LEIs will be crucial to improving the monitoring of systemic risk for regulators, however, financial institutions can also utilise this code for data aggregation to improve internal data flow and risk management, explains Darren Marsh of Interactive Data. Comments from the Podcast “LEIs – Increasing Usability & Benefits of the New Standardised Identifier.”
The introduction of a global and standardised Legal Entity Identifier (LEI) is primarily intended to provide regulators with the tools to monitor systemic risk. However, this new identifier, which will straddle all of the existing identifiers, can be used to support financial institutions with the enormous process of aggregating information from various sources and across the entire enterprise.
The LEI as a standalone code, doesn’t provide much benefit. Where the code could become very useful is when it is packaged with additional content, such as the underlying reference data and is used as a tool to aggregate different identifiers to support a firm’s business requirements.

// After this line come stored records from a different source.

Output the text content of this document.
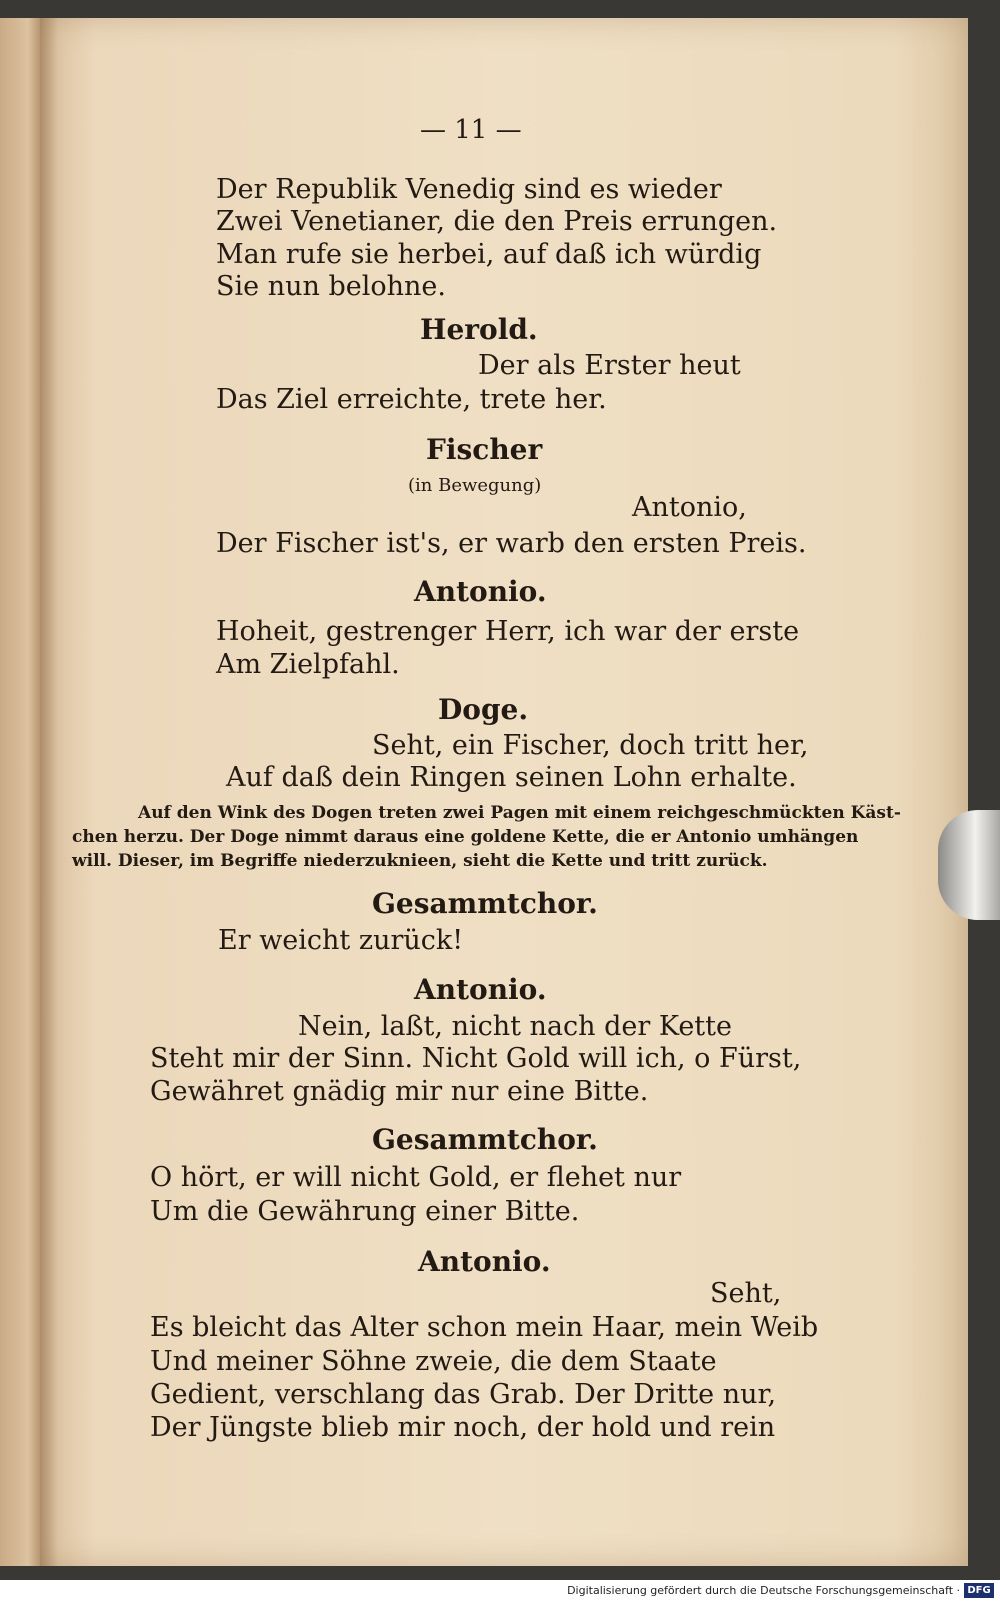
— 11 —
Der Republik Venedig sind es wieder
Zwei Venetianer, die den Preis errungen.
Man rufe sie herbei, auf daß ich würdig
Sie nun belohne.
Herold.
Der als Erster heut
Das Ziel erreichte, trete her.
Fischer
(in Bewegung)
Antonio,
Der Fischer ist's, er warb den ersten Preis.
Antonio.
Hoheit, gestrenger Herr, ich war der erste
Am Zielpfahl.
Doge.
Seht, ein Fischer, doch tritt her,
Auf daß dein Ringen seinen Lohn erhalte.
Auf den Wink des Dogen treten zwei Pagen mit einem reichgeschmückten Käst-
chen herzu. Der Doge nimmt daraus eine goldene Kette, die er Antonio umhängen
will. Dieser, im Begriffe niederzuknieen, sieht die Kette und tritt zurück.
Gesammtchor.
Er weicht zurück!
Antonio.
Nein, laßt, nicht nach der Kette
Steht mir der Sinn. Nicht Gold will ich, o Fürst,
Gewähret gnädig mir nur eine Bitte.
Gesammtchor.
O hört, er will nicht Gold, er flehet nur
Um die Gewährung einer Bitte.
Antonio.
Seht,
Es bleicht das Alter schon mein Haar, mein Weib
Und meiner Söhne zweie, die dem Staate
Gedient, verschlang das Grab. Der Dritte nur,
Der Jüngste blieb mir noch, der hold und rein
Digitalisierung gefördert durch die Deutsche Forschungsgemeinschaft · DFG
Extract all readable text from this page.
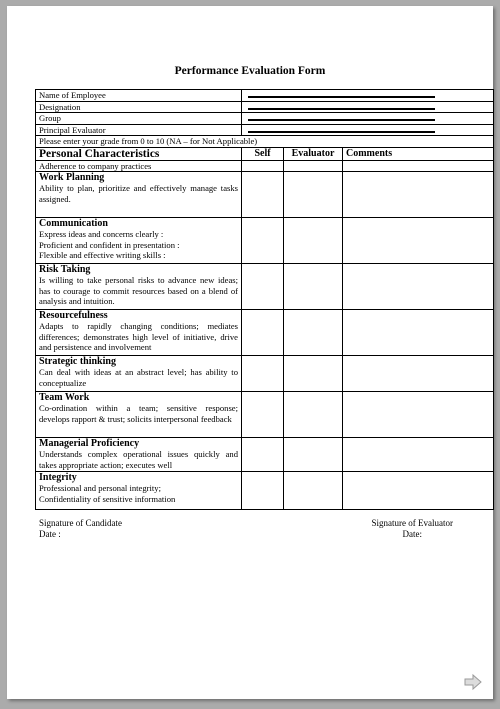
Performance Evaluation Form
Name of Employee			

Designation			

Group			

Principal Evaluator			

Please enter your grade from 0 to 10 (NA – for Not Applicable)			
Personal Characteristics	Self	Evaluator	Comments
Adherence to company practices			

Work Planning
Ability to plan, prioritize and effectively manage tasks assigned.			

Communication
Express ideas and concerns clearly :
Proficient and confident in presentation :
Flexible and effective writing skills :			

Risk Taking
Is willing to take personal risks to advance new ideas; has to courage to commit resources based on a blend of analysis and intuition.			

Resourcefulness
Adapts to rapidly changing conditions; mediates differences; demonstrates high level of initiative, drive and persistence and involvement			

Strategic thinking
Can deal with ideas at an abstract level; has ability to conceptualize			

Team Work
Co-ordination within a team; sensitive response; develops rapport & trust; solicits interpersonal feedback			

Managerial Proficiency
Understands complex operational issues quickly and takes appropriate action; executes well			

Integrity
Professional and personal integrity;
Confidentiality of sensitive information			

Signature of Candidate
Date :
Signature of Evaluator
Date:
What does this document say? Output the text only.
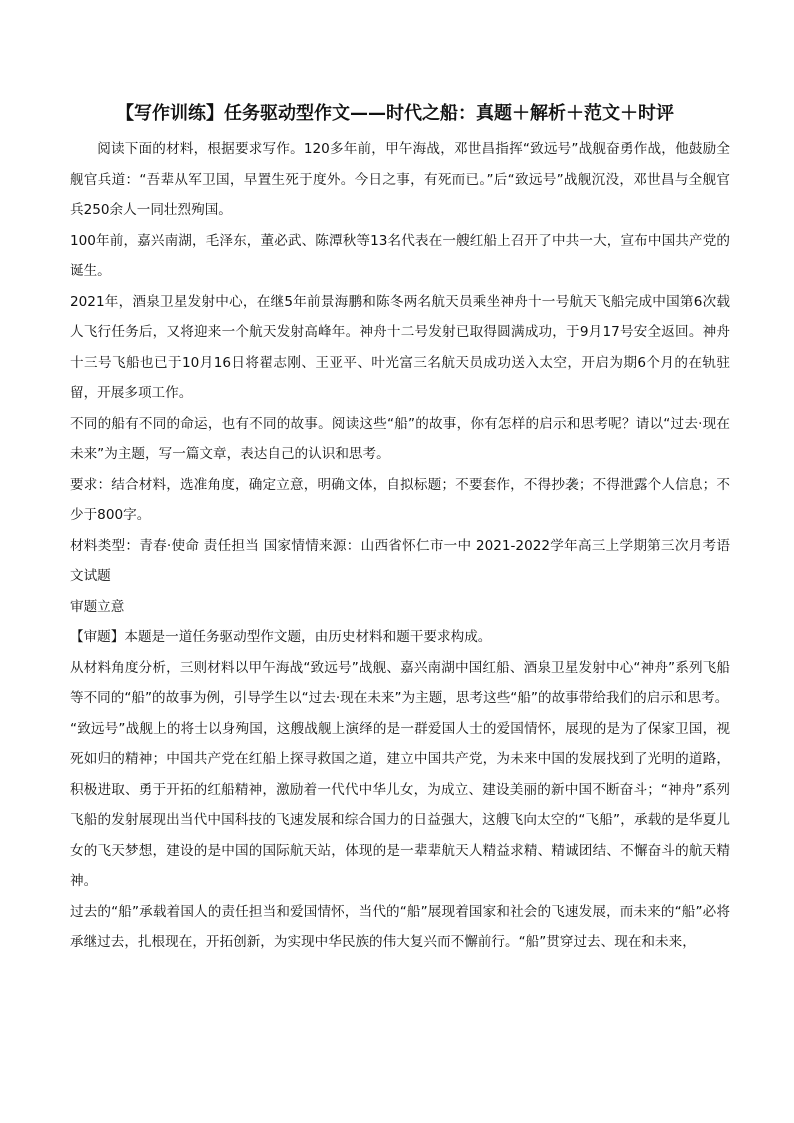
【写作训练】任务驱动型作文——时代之船：真题＋解析＋范文＋时评

阅读下面的材料，根据要求写作。120多年前，甲午海战，邓世昌指挥“致远号”战舰奋勇作战，他鼓励全舰官兵道：“吾辈从军卫国，早置生死于度外。今日之事，有死而已。”后“致远号”战舰沉没，邓世昌与全舰官兵250余人一同壮烈殉国。

100年前，嘉兴南湖，毛泽东，董必武、陈潭秋等13名代表在一艘红船上召开了中共一大，宣布中国共产党的诞生。

2021年，酒泉卫星发射中心，在继5年前景海鹏和陈冬两名航天员乘坐神舟十一号航天飞船完成中国第6次载人飞行任务后，又将迎来一个航天发射高峰年。神舟十二号发射已取得圆满成功，于9月17号安全返回。神舟十三号飞船也已于10月16日将翟志刚、王亚平、叶光富三名航天员成功送入太空，开启为期6个月的在轨驻留，开展多项工作。

不同的船有不同的命运，也有不同的故事。阅读这些“船”的故事，你有怎样的启示和思考呢？请以“过去·现在未来”为主题，写一篇文章，表达自己的认识和思考。

要求：结合材料，选准角度，确定立意，明确文体，自拟标题；不要套作，不得抄袭；不得泄露个人信息；不少于800字。

材料类型：青春·使命 责任担当 国家情情来源：山西省怀仁市一中 2021-2022学年高三上学期第三次月考语文试题

审题立意

【审题】本题是一道任务驱动型作文题，由历史材料和题干要求构成。

从材料角度分析，三则材料以甲午海战“致远号”战舰、嘉兴南湖中国红船、酒泉卫星发射中心“神舟”系列飞船等不同的“船”的故事为例，引导学生以“过去·现在未来”为主题，思考这些“船”的故事带给我们的启示和思考。

“致远号”战舰上的将士以身殉国，这艘战舰上演绎的是一群爱国人士的爱国情怀，展现的是为了保家卫国，视死如归的精神；中国共产党在红船上探寻救国之道，建立中国共产党，为未来中国的发展找到了光明的道路，积极进取、勇于开拓的红船精神，激励着一代代中华儿女，为成立、建设美丽的新中国不断奋斗；“神舟”系列飞船的发射展现出当代中国科技的飞速发展和综合国力的日益强大，这艘飞向太空的“飞船”，承载的是华夏儿女的飞天梦想，建设的是中国的国际航天站，体现的是一辈辈航天人精益求精、精诚团结、不懈奋斗的航天精神。

过去的“船”承载着国人的责任担当和爱国情怀，当代的“船”展现着国家和社会的飞速发展，而未来的“船”必将承继过去，扎根现在，开拓创新，为实现中华民族的伟大复兴而不懈前行。“船”贯穿过去、现在和未来，
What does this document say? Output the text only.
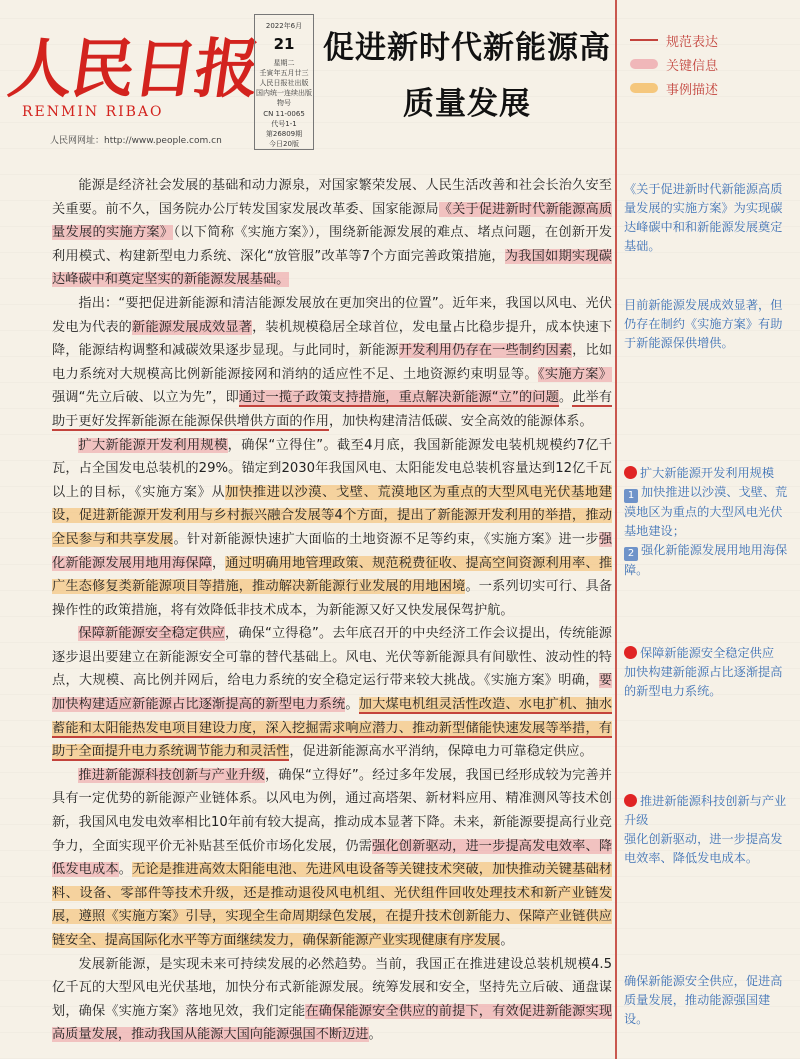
人民日报
RENMIN RIBAO
人民网网址：http://www.people.com.cn
2022年6月
21
星期二
壬寅年五月廿三
人民日报社出版
国内统一连续出版物号
CN 11-0065
代号1-1
第26809期
今日20版
促进新时代新能源高质量发展
规范表达
关键信息
事例描述

能源是经济社会发展的基础和动力源泉，对国家繁荣发展、人民生活改善和社会长治久安至关重要。前不久，国务院办公厅转发国家发展改革委、国家能源局《关于促进新时代新能源高质量发展的实施方案》（以下简称《实施方案》），围绕新能源发展的难点、堵点问题，在创新开发利用模式、构建新型电力系统、深化“放管服”改革等7个方面完善政策措施，为我国如期实现碳达峰碳中和奠定坚实的新能源发展基础。

指出：“要把促进新能源和清洁能源发展放在更加突出的位置”。近年来，我国以风电、光伏发电为代表的新能源发展成效显著，装机规模稳居全球首位，发电量占比稳步提升，成本快速下降，能源结构调整和减碳效果逐步显现。与此同时，新能源开发利用仍存在一些制约因素，比如电力系统对大规模高比例新能源接网和消纳的适应性不足、土地资源约束明显等。《实施方案》强调“先立后破、以立为先”，即通过一揽子政策支持措施，重点解决新能源“立”的问题。此举有助于更好发挥新能源在能源保供增供方面的作用，加快构建清洁低碳、安全高效的能源体系。

扩大新能源开发利用规模，确保“立得住”。截至4月底，我国新能源发电装机规模约7亿千瓦，占全国发电总装机的29%。锚定到2030年我国风电、太阳能发电总装机容量达到12亿千瓦以上的目标，《实施方案》从加快推进以沙漠、戈壁、荒漠地区为重点的大型风电光伏基地建设，促进新能源开发利用与乡村振兴融合发展等4个方面，提出了新能源开发利用的举措，推动全民参与和共享发展。针对新能源快速扩大面临的土地资源不足等约束，《实施方案》进一步强化新能源发展用地用海保障，通过明确用地管理政策、规范税费征收、提高空间资源利用率、推广生态修复类新能源项目等措施，推动解决新能源行业发展的用地困境。一系列切实可行、具备操作性的政策措施，将有效降低非技术成本，为新能源又好又快发展保驾护航。

保障新能源安全稳定供应，确保“立得稳”。去年底召开的中央经济工作会议提出，传统能源逐步退出要建立在新能源安全可靠的替代基础上。风电、光伏等新能源具有间歇性、波动性的特点，大规模、高比例并网后，给电力系统的安全稳定运行带来较大挑战。《实施方案》明确，要加快构建适应新能源占比逐渐提高的新型电力系统。加大煤电机组灵活性改造、水电扩机、抽水蓄能和太阳能热发电项目建设力度，深入挖掘需求响应潜力、推动新型储能快速发展等举措，有助于全面提升电力系统调节能力和灵活性，促进新能源高水平消纳，保障电力可靠稳定供应。

推进新能源科技创新与产业升级，确保“立得好”。经过多年发展，我国已经形成较为完善并具有一定优势的新能源产业链体系。以风电为例，通过高塔架、新材料应用、精准测风等技术创新，我国风电发电效率相比10年前有较大提高，推动成本显著下降。未来，新能源要提高行业竞争力，全面实现平价无补贴甚至低价市场化发展，仍需强化创新驱动，进一步提高发电效率、降低发电成本。无论是推进高效太阳能电池、先进风电设备等关键技术突破，加快推动关键基础材料、设备、零部件等技术升级，还是推动退役风电机组、光伏组件回收处理技术和新产业链发展，遵照《实施方案》引导，实现全生命周期绿色发展，在提升技术创新能力、保障产业链供应链安全、提高国际化水平等方面继续发力，确保新能源产业实现健康有序发展。

发展新能源，是实现未来可持续发展的必然趋势。当前，我国正在推进建设总装机规模4.5亿千瓦的大型风电光伏基地，加快分布式新能源发展。统筹发展和安全，坚持先立后破、通盘谋划，确保《实施方案》落地见效，我们定能在确保能源安全供应的前提下，有效促进新能源实现高质量发展，推动我国从能源大国向能源强国不断迈进。

《关于促进新时代新能源高质量发展的实施方案》为实现碳达峰碳中和和新能源发展奠定基础。
目前新能源发展成效显著，但仍存在制约《实施方案》有助于新能源保供增供。
扩大新能源开发利用规模
1 加快推进以沙漠、戈壁、荒漠地区为重点的大型风电光伏基地建设；
2 强化新能源发展用地用海保障。
保障新能源安全稳定供应
加快构建新能源占比逐渐提高的新型电力系统。
推进新能源科技创新与产业升级
强化创新驱动，进一步提高发电效率、降低发电成本。
确保新能源安全供应，促进高质量发展，推动能源强国建设。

Specifically, the fact that this code can be freely passed between firms, as well as firms and regulators, and can include all of the essential underlying information means that financial institutions can use it for aggregating information across the enterprise to achieve greater operational efficiency.
I fully expect the data vendor community to become the main distribution point for LEI, linking it in to existing data services. It is through this process that the LEI will proliferate firms’ databases and provide a standard for data comparison both across the internal databases and also when evaluating and implementing vendor feeds.
There are various potential operational benefits firms could achieve through linking the LEI code with other data. With the aggregation of data, there is the possibility to reduce the amount of reconciliation required across the internal databases and provide more interoperability across systems that run off of different identification schemas. From a clearing and settlement perspective, more accurate identification of counterparties could negate the amount of breaks in trades due to incomplete or inaccurate counterparty data.
When processing entity-level corporate actions information, for mergers and acquisitions notifications specifically, the LEI could eventually negate the need for firms to support complicated cross-referencing of data from different vendors across different proprietary identification codes. It could also, potentially, remove the need to match the information from the single instrument ID and then try and work it back up to the issuer level and then proliferate back down again to the entire instrument IDs that represent individual positions across the organisation.
Data linking via the LEI code can also help financial institutions improve data flow, data timeliness and risk management.
The LEI could also aid data aggregation by significantly reducing the amount of time needed to combine entity data from across business silos using different systems, in order to provide an enterprise-wide view of risk exposure. So, it strengthens the internal risk management process by being able to roll-up to a single name issuer for example, (or group of issuers) that represent the securities held in an investment portfolio or a fund.
Improved data aggregation also complements forward-looking risk metrics by providing a consistent view on an on-demand basis. And by providing these linkages at the beginning of the process, with greater data transparency, it is easier for risk managers to ascertain if a certain position is taken, whether it will increase exposure, break a client mandate or internal investment policy.
Aggregating data in this manner can enable organisations to have more accurate information available at the point at which they take an interest in trade. That information can then proliferate from the front through to the back office as well. So, this efficiency in data aggregation provides a consistent approach through each of the individual steps from indication of trade, through point of trade, through to clearing and settlement. In short, it provides a consistent view of this information across the trade lifecycle.
The other tangible benefit is that a firm will have a consistent view of risk exposures going forward. So if we see another single name event, for example the default of a major bank, it would be, in theory, much easier to understand who all the firm’s subsidiaries are and calculate what the total exposure is to that single organisation. With the Lehman Brothers default, many firms took three or four weeks to understand what their total exposure was to the organisation. Enhanced data aggregation removes many hurdles to that process and would significantly reduce that time frame.
The data flow, operational and risk management benefits through improved data aggregation achieved will vary by firm, but the usability of the LEIs extends beyond the code and will really come down to how it is harnessed as a building block for so much more.